Вероятно, это был необычайно сильный шторм -- он сотрясал крепления судна
так, как будто собирался разнести их вдребезги. Временами я думал, что
большой корабль действительно разлетится на куски. Огромные ящики и бочки со
страшным треском колотились друг о друга и о стенки трюма. В промежутках
было ясно слышно, как могучие валы обрушивались на корабль с таким ужасным
грохотом, как будто по обшивке изо всех сил били тяжелым молотом или
тараном.
Я не сомневался, что судно, того и гляди, пойдет ко дну. Можете себе
представить, что я испытывал тогда! Нечего и говорить, как мне было страшно.
Когда я думал о том, что корабль может опуститься на дно, а я, запертый в
своей коробке, не имею возможности ни выплыть на поверхность, ни вообще
пошевелиться, меня сковывал еще больший страх. Я уверен, что не так боялся
бы бури, если бы находился на палубе.
К довершению бед, у меня снова начались приступы морской болезни -- так
всегда бывает с теми, кто впервые плавает по морю. Бурная погода сразу
вызывает тошноту и слабость, и с той же силой, с какой она возникает обычно
в первые двадцать четыре часа путешествия.
Это очень легко объяснить -- качка корабля во время бури усиливается.
Почти сорок часов продолжалась буря, пока море не успокоилось.
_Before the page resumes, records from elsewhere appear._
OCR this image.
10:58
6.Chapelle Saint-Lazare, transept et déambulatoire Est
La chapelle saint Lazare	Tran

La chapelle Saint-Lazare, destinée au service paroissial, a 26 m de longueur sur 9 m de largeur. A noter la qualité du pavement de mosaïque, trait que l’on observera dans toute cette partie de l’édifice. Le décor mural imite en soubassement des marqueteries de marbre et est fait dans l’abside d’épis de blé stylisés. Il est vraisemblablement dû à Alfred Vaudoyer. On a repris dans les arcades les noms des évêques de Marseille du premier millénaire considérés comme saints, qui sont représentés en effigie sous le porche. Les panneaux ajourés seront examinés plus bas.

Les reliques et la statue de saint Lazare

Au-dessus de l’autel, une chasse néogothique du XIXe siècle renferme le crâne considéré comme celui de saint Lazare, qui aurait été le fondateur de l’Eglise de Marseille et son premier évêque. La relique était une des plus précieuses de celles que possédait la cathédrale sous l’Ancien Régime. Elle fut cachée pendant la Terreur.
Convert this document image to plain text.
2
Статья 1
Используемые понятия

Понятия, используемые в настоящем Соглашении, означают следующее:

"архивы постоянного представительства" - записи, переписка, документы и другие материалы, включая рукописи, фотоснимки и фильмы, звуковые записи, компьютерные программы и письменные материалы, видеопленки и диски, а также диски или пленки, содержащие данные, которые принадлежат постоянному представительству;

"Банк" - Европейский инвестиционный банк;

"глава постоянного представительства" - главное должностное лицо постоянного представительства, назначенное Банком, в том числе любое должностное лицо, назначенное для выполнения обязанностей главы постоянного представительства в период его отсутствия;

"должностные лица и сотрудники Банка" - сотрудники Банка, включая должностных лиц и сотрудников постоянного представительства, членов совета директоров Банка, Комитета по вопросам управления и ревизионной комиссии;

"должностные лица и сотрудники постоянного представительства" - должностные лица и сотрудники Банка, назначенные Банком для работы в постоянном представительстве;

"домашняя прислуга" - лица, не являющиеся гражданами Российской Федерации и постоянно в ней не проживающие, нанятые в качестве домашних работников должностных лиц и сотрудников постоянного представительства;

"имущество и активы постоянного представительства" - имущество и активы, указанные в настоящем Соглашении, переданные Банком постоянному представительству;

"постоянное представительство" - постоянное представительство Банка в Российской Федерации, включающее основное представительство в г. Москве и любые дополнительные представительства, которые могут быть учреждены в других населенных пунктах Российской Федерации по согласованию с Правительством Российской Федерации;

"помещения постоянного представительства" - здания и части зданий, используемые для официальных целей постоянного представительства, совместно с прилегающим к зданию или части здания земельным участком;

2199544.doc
Я понял,
что шторм миновал,-- я больше не слышал гула волн, которым обычно
сопровождается движение корабля по бурному морю. Но, несмотря на то что
ветер прекратился, корабль все еще качался, балки скрипели, ящики и бочки
двигались и ударялись друг о друга так же, как и раньше. Причиной этому была
зыбь, которая постоянно следует за сильным штормом и которая не менее опасна
для корабля, чем буря. Иногда при сильной зыби ломаются мачты и корабль
валится набок -- катастрофа, которой моряки очень боятся.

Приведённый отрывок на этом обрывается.